The Risk matrix window shows all identified risks, both covered and
not covered by control activities. To access it, open the Risks
tab and click Risk matrix.
- Print – open the window for preview and printing of
templates where you can print out the
table's data. - Refresh – refresh the data.
¶ Risk matrix
The tab gives information about the risks covered by control activities
and the management assertions connected with
them.
- Risk – the name of the risk
- Risk level – the level of the identified risk
- Significant – whether the risk is significant or not
- Affect statements – whether the risk affects the entire
statement, i.e. all statement items - Management assertions – if the risk is not covered, the
management assertions will be coloured in red. If there is coverage,
they will be coloured in green. - CA – shows the number of control activities
- SP – shows the number of substantive procedures
If you right click on a risk or in the table, you will open a context
menu.
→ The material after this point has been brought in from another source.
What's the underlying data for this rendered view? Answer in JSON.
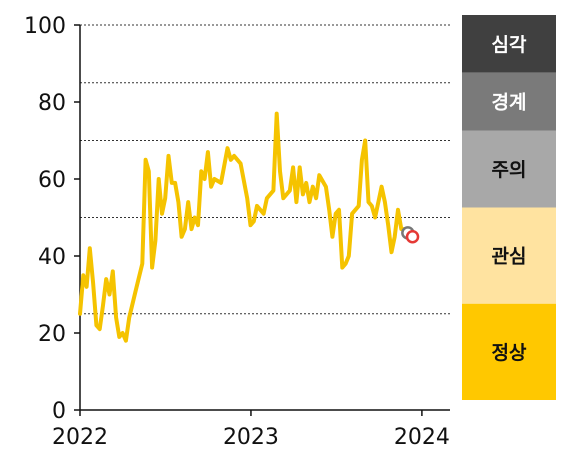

It gives access to these actions:
- Add risk – open the window for adding risks
- Edit risk – open the window for editing
risks - **Risk details **– show the risk details (edit function is
inactive)
¶ Risk details
Additional information about the selected risk:
- Details – details about the risk and management assertions
- Description – a short description of the risk
- Identified in – the working paper that
the risk was identified in - Statement of financial position – the Statement of financial
position items affected by
the risk - Income statement – the Income statement
items affected by the risk
¶ Documents
The tab shows all documents that are automatically activated when the
selected risk is marked as Significant.
¶ Control activities
The tab shows details about the control activities that cover the
selected risk:
- Affect statements – whether the control activity covers all
statement items - Control type – what is the control type
- Control component – what is the control component
- Is appropriately planned – assess whether the control activity
was appropriately planned - **Is person suitable **– assess whether the person in charge of the
control activity is suitable - Is implemented – assess whether the control activity is
adequately implemented - Is performed in series – assess the consistency of the control
activity's implementation - Is effective – assess whether the control activity is
effective - Test control – whether the control activity is tested
- Number of tests – the number of control tests (if any)
¶ Substantive procedures
The tab shows the substantive procedures that cover the selected risk.
Link – add or create a
substantive procedure
Remove – remove the
selected substantive procedure
¶ Risk Heat Map
The map shows the likelihood and impact score of the selected risk. The
score is automatically evaluated by the program.